本实验通过建立大鼠皮肤创面模型,研究多聚合复糖医用胶液材料(MCPGL)在动物创面愈合过程中的作用及机制。
方法选取Wistar大鼠20只,于每只大鼠背部脊柱旁两侧制备4个相同大小的圆形创面,直径均为1.5 cm,并将每只大鼠4个创面依据给药方法分组:模型组(伤后不给药)、透明质酸钠组(给予透明质酸钠溶液)、MCPGL低剂量组(给予MCPGL 200 μL)及MCPGL高剂量组(给予MCPGL 300 μL),每组20个创面。伤后首次给药后每天固定时间分别在其患处给药2次,连续给药至伤后第21天。
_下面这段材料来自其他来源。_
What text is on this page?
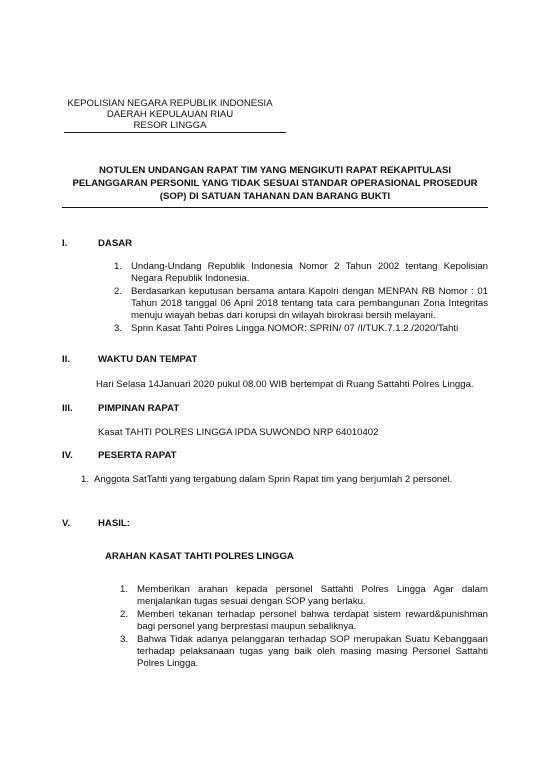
KEPOLISIAN NEGARA REPUBLIK INDONESIA
DAERAH KEPULAUAN RIAU
RESOR LINGGA
NOTULEN UNDANGAN RAPAT TIM YANG MENGIKUTI RAPAT REKAPITULASI PELANGGARAN PERSONIL YANG TIDAK SESUAI STANDAR OPERASIONAL PROSEDUR (SOP) DI SATUAN TAHANAN DAN BARANG BUKTI
I.	DASAR
1. Undang-Undang Republik Indonesia Nomor 2 Tahun 2002 tentang Kepolisian Negara Republik Indonesia.
2. Berdasarkan keputusan bersama antara Kapolri dengan MENPAN RB Nomor : 01 Tahun 2018 tanggal 06 April 2018 tentang tata cara pembangunan Zona Integritas menuju wiayah bebas dari korupsi dn wilayah birokrasi bersih melayani.
3. Sprin Kasat Tahti Polres Lingga NOMOR: SPRIN/ 07 /I/TUK.7.1.2./2020/Tahti
II.	WAKTU DAN TEMPAT
Hari Selasa 14Januari 2020 pukul 08.00 WIB bertempat di Ruang Sattahti Polres Lingga.
III.	PIMPINAN RAPAT
Kasat TAHTI POLRES LINGGA IPDA SUWONDO NRP 64010402
IV.	PESERTA RAPAT
1. Anggota SatTahti yang tergabung dalam Sprin Rapat tim yang berjumlah 2 personel.
V.	HASIL:
ARAHAN KASAT TAHTI POLRES LINGGA
1. Memberikan arahan kepada personel Sattahti Polres Lingga Agar dalam menjalankan tugas sesuai dengan SOP yang berlaku.
2. Memberi tekanan terhadap personel bahwa terdapat sistem reward&punishman bagi personel yang berprestasi maupun sebaliknya.
3. Bahwa Tidak adanya pelanggaran terhadap SOP merupakan Suatu Kebanggaan terhadap pelaksanaan tugas yang baik oleh masing masing Personel Sattahti Polres Lingga.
观察大鼠创面愈合情况,记录并计算大鼠创面愈合时间和愈合速率;取创面皮肤组织,利用RT-PCR检测相关细胞生长因子胰岛素样生长因子(IGF)、血管内皮生长因子(VEGF)的mRNA表达量;创面皮肤组织固定后经苏木精-伊红(HE)染色,观察伤口局部组织病理学变化。对数据进行单因素方差分析和SNK检验。
结果伤后当天各创面患处深达筋膜层,部分创面渗血;伤后第3天MCPGL低剂量组、MCPGL高剂量组创面收缩,并且MCPGL高剂量组出现结痂;伤后第7天,各组创面出现不同程度肉芽组织增生,其中MCPGL高剂量组尤为显著;伤后第14、21天各组创面均基本上皮化。伤后第3天,4组间创面愈合速率比较差异有统计学意义(F=8.336,P<0.05);与模型组相比,MCPGL高剂量组创面愈合速率显著加快,差异有统计学意义(P<0.05)。伤后第7天,4组间创面愈合速率比较差异有统计学意义(F=33.569,P<0.05);与模型组(48.9±13.5)%相比,透明质酸钠组、MCPGL高剂量组愈合速率(71.4±10.8)、(75.4±4.8)%均显著加快,差异均有统计学意义(P值均小于0.05)。伤后第14天,4组间创面愈合速率比较差异有统计学意义(F=9.885,P<0.05);与模型组相比,MCPGL高剂量组创面愈合速率显著加快,差异有统计学意义(P<0.05)。伤后第21天,4组间创面愈合速率比较差异无统计学意义(F=2.455,P=0.07);与模型组相比,其他3组差异均无统计学意义(P值均大于0.05)。4组间创面愈合时间比较差异无统计学意义(F=1.531,P=0.228)。MCPGL高剂量组愈合时间(18.2±3.2) d,与模型组、透明质酸钠组(20.9±2.3)、(20.5±4.0)d相比,差异均无统计学意义(P值均大于0.05);MCPGL低剂量组创面愈合时间为(20.7±1.3)d,与模型组、透明质酸钠组比较,差异均无统计学意义(P值均大于0.05)。伤后第7天,4组间IGF的mRNA表达量比较差异有统计学意义(F=130.925,P<0.05);与模型组0.73±0.04比较,MCPGL低剂量组和MCPGL高剂量组的IGF的mRNA表达量1.04±0.09、1.08±0.03均增高,差异均有统计学意义(P值均小于0.05)。伤后第7天,4组间VEGF的mRNA表达量比较差异有统计学意义(F=84.976,P<0.05);与模型组0.93±0.06比较,MCPGL低剂量组和MCPGL高剂量VEGF的mRNA表达含量1.23±0.03、1.14±0.08均增高,差异均有统计学意义(P值均小于0.05)。伤后第7天,大鼠创面组织病理观察,模型组中肉芽组织数量较少,成纤维细胞排列散乱,内含大量炎性细胞,无完整表皮覆盖创面;与模型组对比,MCPGL低剂量组肉芽组织已填满整个创面区域、表皮已完全覆盖伤口表面,内含较多的炎性细胞浸润;MCPGL高剂量组成纤维细胞数量较多,形成了大量新生肉芽组织,并伴有新生毛细血管生成,表皮完全覆盖伤口表面,有少量炎性细胞浸润。
结论结果表明,在伤后14 d内,MCPGL可加速伤口愈合,MCPGL明确具有促进创面愈合的作用。推测其作用机制为MCPGL通过促进相关生长因子的表达从而促进创面愈合。